Series of Unfortunate Events

I'm finally getting around to writing book reviews for all the stuff that I've read over the past few months. Farthest back in my queue is A Series of Unfortunate Events, by Lemony Snicket (note: SPOLIER ALERT for anyone who thinks they might read these)

Quick overview: The series consists of 13 books that chronicle the lives of the Baudelaire orphans, whose parents have just died in a mysterious fire. They have a large inheritance that is being held for them until they come of age, and the book chronciles their (mis)adventures as they try to elude the villainous Count Olaf, who is trying to seize their money.

The books are written really well - my main reaction reading this is that I would have LOVED it when I was a kid. They're written for people who love reading - lots of obvious (and not so obvious) literary references, black humor, complicated and made-up words, and a wheels-within-wheels type mystery. The books start out with a standard formula: the kids move to a new foster home with a distant relative, Count Olaf shows up in disguise and hatches some scheme, the kids foil it, and they are forced to move on somewhere else. It gets grating after awhile, but luckily these books are quick reads, and the series switches gears after the 6th book, when they start learning more about the events that their parents were mixed up in, and after the 7th book, when the Baudelaires are on the run after being framed for murder.

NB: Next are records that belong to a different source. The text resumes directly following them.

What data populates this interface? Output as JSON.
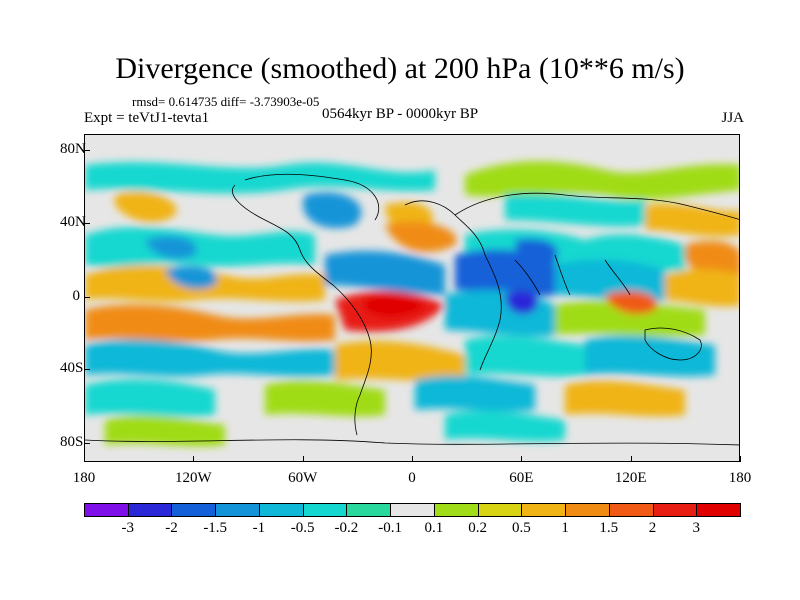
{
  "title": "Divergence (smoothed) at 200 hPa (10**6 m/s)",
  "stats": "rmsd= 0.614735  diff= -3.73903e-05",
  "experiment": "Expt = teVtJ1-tevta1",
  "period": "0564kyr BP - 0000kyr BP",
  "season": "JJA",
  "lat_labels": [
    "80N",
    "40N",
    "0",
    "40S",
    "80S"
  ],
  "lon_labels": [
    "180",
    "120W",
    "60W",
    "0",
    "60E",
    "120E",
    "180"
  ],
  "colorbar": {
    "labels": [
      "-3",
      "-2",
      "-1.5",
      "-1",
      "-0.5",
      "-0.2",
      "-0.1",
      "0.1",
      "0.2",
      "0.5",
      "1",
      "1.5",
      "2",
      "3"
    ],
    "colors": [
      "#7f10e8",
      "#2b28d8",
      "#1460d8",
      "#1494d8",
      "#10b8d8",
      "#14d8d0",
      "#28d89c",
      "#e6e6e6",
      "#a0dc18",
      "#d8d414",
      "#f0b414",
      "#f08c14",
      "#f05a14",
      "#e81e14",
      "#e00000"
    ]
  }
}
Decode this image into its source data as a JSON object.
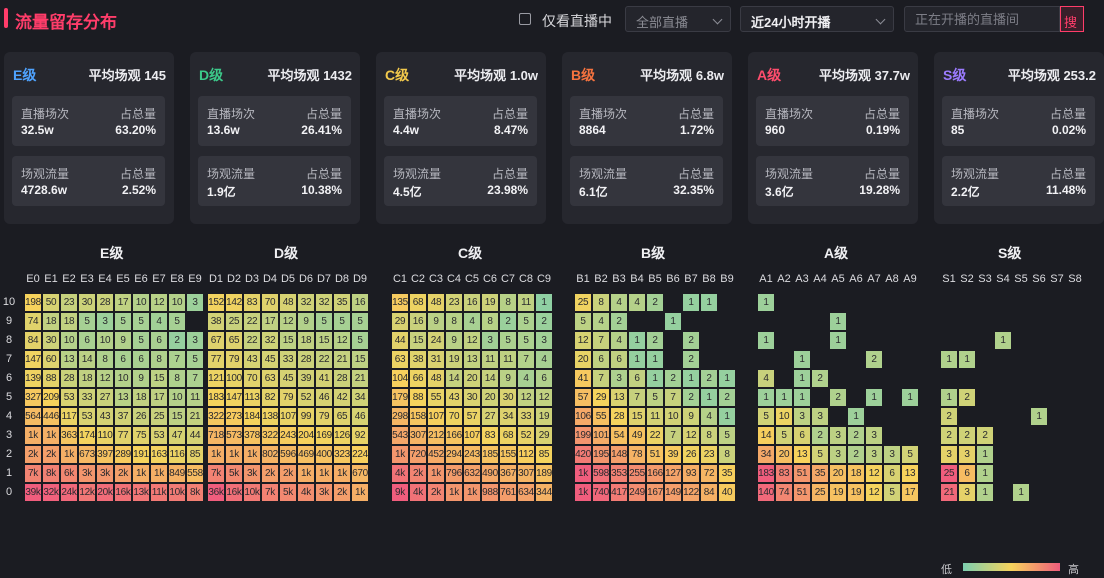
{
  "header": {
    "title": "流量留存分布",
    "only_live_label": "仅看直播中",
    "select_all_live": "全部直播",
    "select_time": "近24小时开播",
    "search_placeholder": "正在开播的直播间",
    "search_button": "搜"
  },
  "colors": {
    "low": "#7ccfb0",
    "mid": "#f7d35c",
    "high": "#f05d7d",
    "accent": "#ff3d6a"
  },
  "cards": [
    {
      "level": "E级",
      "color": "#4fa3ff",
      "avg_label": "平均场观",
      "avg_value": "145",
      "sessions_label": "直播场次",
      "sessions_value": "32.5w",
      "sessions_share_label": "占总量",
      "sessions_share": "63.20%",
      "traffic_label": "场观流量",
      "traffic_value": "4728.6w",
      "traffic_share_label": "占总量",
      "traffic_share": "2.52%"
    },
    {
      "level": "D级",
      "color": "#3cc98a",
      "avg_label": "平均场观",
      "avg_value": "1432",
      "sessions_label": "直播场次",
      "sessions_value": "13.6w",
      "sessions_share_label": "占总量",
      "sessions_share": "26.41%",
      "traffic_label": "场观流量",
      "traffic_value": "1.9亿",
      "traffic_share_label": "占总量",
      "traffic_share": "10.38%"
    },
    {
      "level": "C级",
      "color": "#f2c94c",
      "avg_label": "平均场观",
      "avg_value": "1.0w",
      "sessions_label": "直播场次",
      "sessions_value": "4.4w",
      "sessions_share_label": "占总量",
      "sessions_share": "8.47%",
      "traffic_label": "场观流量",
      "traffic_value": "4.5亿",
      "traffic_share_label": "占总量",
      "traffic_share": "23.98%"
    },
    {
      "level": "B级",
      "color": "#f5733f",
      "avg_label": "平均场观",
      "avg_value": "6.8w",
      "sessions_label": "直播场次",
      "sessions_value": "8864",
      "sessions_share_label": "占总量",
      "sessions_share": "1.72%",
      "traffic_label": "场观流量",
      "traffic_value": "6.1亿",
      "traffic_share_label": "占总量",
      "traffic_share": "32.35%"
    },
    {
      "level": "A级",
      "color": "#ff4d6d",
      "avg_label": "平均场观",
      "avg_value": "37.7w",
      "sessions_label": "直播场次",
      "sessions_value": "960",
      "sessions_share_label": "占总量",
      "sessions_share": "0.19%",
      "traffic_label": "场观流量",
      "traffic_value": "3.6亿",
      "traffic_share_label": "占总量",
      "traffic_share": "19.28%"
    },
    {
      "level": "S级",
      "color": "#9b7bff",
      "avg_label": "平均场观",
      "avg_value": "253.2",
      "sessions_label": "直播场次",
      "sessions_value": "85",
      "sessions_share_label": "占总量",
      "sessions_share": "0.02%",
      "traffic_label": "场观流量",
      "traffic_value": "2.2亿",
      "traffic_share_label": "占总量",
      "traffic_share": "11.48%"
    }
  ],
  "chart_data": {
    "type": "heatmap",
    "rows": [
      "10",
      "9",
      "8",
      "7",
      "6",
      "5",
      "4",
      "3",
      "2",
      "1",
      "0"
    ],
    "legend": {
      "low": "低",
      "high": "高"
    },
    "groups": [
      {
        "title": "E级",
        "columns": [
          "E0",
          "E1",
          "E2",
          "E3",
          "E4",
          "E5",
          "E6",
          "E7",
          "E8",
          "E9"
        ],
        "cells": [
          [
            "198",
            "50",
            "23",
            "30",
            "28",
            "17",
            "10",
            "12",
            "10",
            "3"
          ],
          [
            "74",
            "18",
            "18",
            "5",
            "3",
            "5",
            "5",
            "4",
            "5",
            ""
          ],
          [
            "84",
            "30",
            "10",
            "6",
            "10",
            "9",
            "5",
            "6",
            "2",
            "3"
          ],
          [
            "147",
            "60",
            "13",
            "14",
            "8",
            "6",
            "6",
            "8",
            "7",
            "5"
          ],
          [
            "139",
            "88",
            "28",
            "18",
            "12",
            "10",
            "9",
            "15",
            "8",
            "7"
          ],
          [
            "327",
            "209",
            "53",
            "33",
            "27",
            "13",
            "18",
            "17",
            "10",
            "11"
          ],
          [
            "564",
            "446",
            "117",
            "53",
            "43",
            "37",
            "26",
            "25",
            "15",
            "21"
          ],
          [
            "1k",
            "1k",
            "363",
            "174",
            "110",
            "77",
            "75",
            "53",
            "47",
            "44"
          ],
          [
            "2k",
            "2k",
            "1k",
            "673",
            "397",
            "289",
            "191",
            "163",
            "116",
            "85"
          ],
          [
            "7k",
            "8k",
            "6k",
            "3k",
            "3k",
            "2k",
            "1k",
            "1k",
            "849",
            "558"
          ],
          [
            "39k",
            "32k",
            "24k",
            "12k",
            "20k",
            "16k",
            "13k",
            "11k",
            "10k",
            "8k"
          ]
        ]
      },
      {
        "title": "D级",
        "columns": [
          "D1",
          "D2",
          "D3",
          "D4",
          "D5",
          "D6",
          "D7",
          "D8",
          "D9"
        ],
        "cells": [
          [
            "152",
            "142",
            "83",
            "70",
            "48",
            "32",
            "32",
            "35",
            "16"
          ],
          [
            "38",
            "25",
            "22",
            "17",
            "12",
            "9",
            "5",
            "5",
            "5"
          ],
          [
            "67",
            "65",
            "22",
            "32",
            "15",
            "18",
            "15",
            "12",
            "5"
          ],
          [
            "77",
            "79",
            "43",
            "45",
            "33",
            "28",
            "22",
            "21",
            "15"
          ],
          [
            "121",
            "100",
            "70",
            "63",
            "45",
            "39",
            "41",
            "28",
            "21"
          ],
          [
            "183",
            "147",
            "113",
            "82",
            "79",
            "52",
            "46",
            "42",
            "34"
          ],
          [
            "322",
            "273",
            "184",
            "138",
            "107",
            "99",
            "79",
            "65",
            "46"
          ],
          [
            "718",
            "573",
            "378",
            "322",
            "243",
            "204",
            "169",
            "126",
            "92"
          ],
          [
            "1k",
            "1k",
            "1k",
            "802",
            "596",
            "469",
            "400",
            "323",
            "224"
          ],
          [
            "7k",
            "5k",
            "3k",
            "2k",
            "2k",
            "1k",
            "1k",
            "1k",
            "670"
          ],
          [
            "36k",
            "16k",
            "10k",
            "7k",
            "5k",
            "4k",
            "3k",
            "2k",
            "1k"
          ]
        ]
      },
      {
        "title": "C级",
        "columns": [
          "C1",
          "C2",
          "C3",
          "C4",
          "C5",
          "C6",
          "C7",
          "C8",
          "C9"
        ],
        "cells": [
          [
            "135",
            "68",
            "48",
            "23",
            "16",
            "19",
            "8",
            "11",
            "1"
          ],
          [
            "29",
            "16",
            "9",
            "8",
            "4",
            "8",
            "2",
            "5",
            "2"
          ],
          [
            "44",
            "15",
            "24",
            "9",
            "12",
            "3",
            "5",
            "5",
            "3"
          ],
          [
            "63",
            "38",
            "31",
            "19",
            "13",
            "11",
            "11",
            "7",
            "4"
          ],
          [
            "104",
            "66",
            "48",
            "14",
            "20",
            "14",
            "9",
            "4",
            "6"
          ],
          [
            "179",
            "88",
            "55",
            "43",
            "30",
            "20",
            "30",
            "12",
            "12"
          ],
          [
            "298",
            "158",
            "107",
            "70",
            "57",
            "27",
            "34",
            "33",
            "19"
          ],
          [
            "543",
            "307",
            "212",
            "166",
            "107",
            "83",
            "68",
            "52",
            "29"
          ],
          [
            "1k",
            "720",
            "452",
            "294",
            "243",
            "185",
            "155",
            "112",
            "85"
          ],
          [
            "4k",
            "2k",
            "1k",
            "796",
            "632",
            "490",
            "367",
            "307",
            "189"
          ],
          [
            "9k",
            "4k",
            "2k",
            "1k",
            "1k",
            "988",
            "761",
            "634",
            "344"
          ]
        ]
      },
      {
        "title": "B级",
        "columns": [
          "B1",
          "B2",
          "B3",
          "B4",
          "B5",
          "B6",
          "B7",
          "B8",
          "B9"
        ],
        "cells": [
          [
            "25",
            "8",
            "4",
            "4",
            "2",
            "",
            "1",
            "1",
            ""
          ],
          [
            "5",
            "4",
            "2",
            "",
            "",
            "1",
            "",
            "",
            ""
          ],
          [
            "12",
            "7",
            "4",
            "1",
            "2",
            "",
            "2",
            "",
            ""
          ],
          [
            "20",
            "6",
            "6",
            "1",
            "1",
            "",
            "2",
            "",
            ""
          ],
          [
            "41",
            "7",
            "3",
            "6",
            "1",
            "2",
            "1",
            "2",
            "1"
          ],
          [
            "57",
            "29",
            "13",
            "7",
            "5",
            "7",
            "2",
            "1",
            "2"
          ],
          [
            "106",
            "55",
            "28",
            "15",
            "11",
            "10",
            "9",
            "4",
            "1"
          ],
          [
            "199",
            "101",
            "54",
            "49",
            "22",
            "7",
            "12",
            "8",
            "5"
          ],
          [
            "420",
            "195",
            "148",
            "78",
            "51",
            "39",
            "26",
            "23",
            "8"
          ],
          [
            "1k",
            "598",
            "353",
            "255",
            "166",
            "127",
            "93",
            "72",
            "35"
          ],
          [
            "1k",
            "740",
            "417",
            "249",
            "167",
            "149",
            "122",
            "84",
            "40"
          ]
        ]
      },
      {
        "title": "A级",
        "columns": [
          "A1",
          "A2",
          "A3",
          "A4",
          "A5",
          "A6",
          "A7",
          "A8",
          "A9"
        ],
        "cells": [
          [
            "1",
            "",
            "",
            "",
            "",
            "",
            "",
            "",
            ""
          ],
          [
            "",
            "",
            "",
            "",
            "1",
            "",
            "",
            "",
            ""
          ],
          [
            "1",
            "",
            "",
            "",
            "1",
            "",
            "",
            "",
            ""
          ],
          [
            "",
            "",
            "1",
            "",
            "",
            "",
            "2",
            "",
            ""
          ],
          [
            "4",
            "",
            "1",
            "2",
            "",
            "",
            "",
            "",
            ""
          ],
          [
            "1",
            "1",
            "1",
            "",
            "2",
            "",
            "1",
            "",
            "1"
          ],
          [
            "5",
            "10",
            "3",
            "3",
            "",
            "1",
            "",
            "",
            ""
          ],
          [
            "14",
            "5",
            "6",
            "2",
            "3",
            "2",
            "3",
            "",
            ""
          ],
          [
            "34",
            "20",
            "13",
            "5",
            "3",
            "2",
            "3",
            "3",
            "5"
          ],
          [
            "183",
            "83",
            "51",
            "35",
            "20",
            "18",
            "12",
            "6",
            "13"
          ],
          [
            "140",
            "74",
            "51",
            "25",
            "19",
            "19",
            "12",
            "5",
            "17"
          ]
        ]
      },
      {
        "title": "S级",
        "columns": [
          "S1",
          "S2",
          "S3",
          "S4",
          "S5",
          "S6",
          "S7",
          "S8"
        ],
        "cells": [
          [
            "",
            "",
            "",
            "",
            "",
            "",
            "",
            ""
          ],
          [
            "",
            "",
            "",
            "",
            "",
            "",
            "",
            ""
          ],
          [
            "",
            "",
            "",
            "1",
            "",
            "",
            "",
            ""
          ],
          [
            "1",
            "1",
            "",
            "",
            "",
            "",
            "",
            ""
          ],
          [
            "",
            "",
            "",
            "",
            "",
            "",
            "",
            ""
          ],
          [
            "1",
            "2",
            "",
            "",
            "",
            "",
            "",
            ""
          ],
          [
            "2",
            "",
            "",
            "",
            "",
            "1",
            "",
            ""
          ],
          [
            "2",
            "2",
            "2",
            "",
            "",
            "",
            "",
            ""
          ],
          [
            "3",
            "3",
            "1",
            "",
            "",
            "",
            "",
            ""
          ],
          [
            "25",
            "6",
            "1",
            "",
            "",
            "",
            "",
            ""
          ],
          [
            "21",
            "3",
            "1",
            "",
            "1",
            "",
            "",
            ""
          ]
        ]
      }
    ]
  }
}
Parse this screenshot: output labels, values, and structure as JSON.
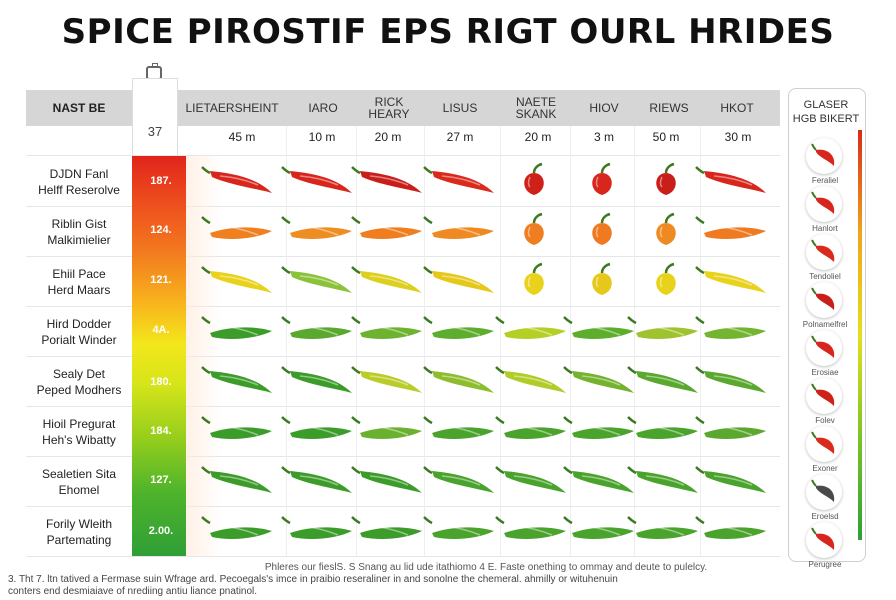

In the end, it very much is not a children's book. The line between good and evil blurs slowly over the couse of the book, as we get some insight into the pasts of many of the villains and the good guys aren't revealed to be all that good at times. At several points towards the end the main characters wonder whether they've become villains themselves. The children are exposed to the adult world, which has very few sympathetic characters, even among those who were helpful to the children (not to mention the fact that the most sympathetic characters tend to end up dead).

In the end, they are eventually freed from Count Olaf's interference, and have seen a lot of their preconceptions about the world and their parents torn down. They've seen the world, and it's just pretty nasty and petty in general and are questioning their own actions. Whether I view the ending as good or bad depends on how I'm feeling...if I'm in a good mood and feeling optimistic, then I think that they will be able to use the lessons they've learned from their mistakes (and the many mistakes etc of the people they encountered) to raise and educate Beatrice and be positive forces for change in the deeply flawed world around them. If I'm feeling grouchy, then I feel that the Baudelaires are doomed to repeat the mistakes of the previous generation. Most of the mystery surrounding Count Olaf, VFD, and the events of the past are left unsolved, which left me feeling deeply unsatisfied and almost cheated in a way. But, maybe the fact that the children seem to be letting go of all of this baggage from the past is a sign that history will not repeat itself, and the optimist in me is the winner.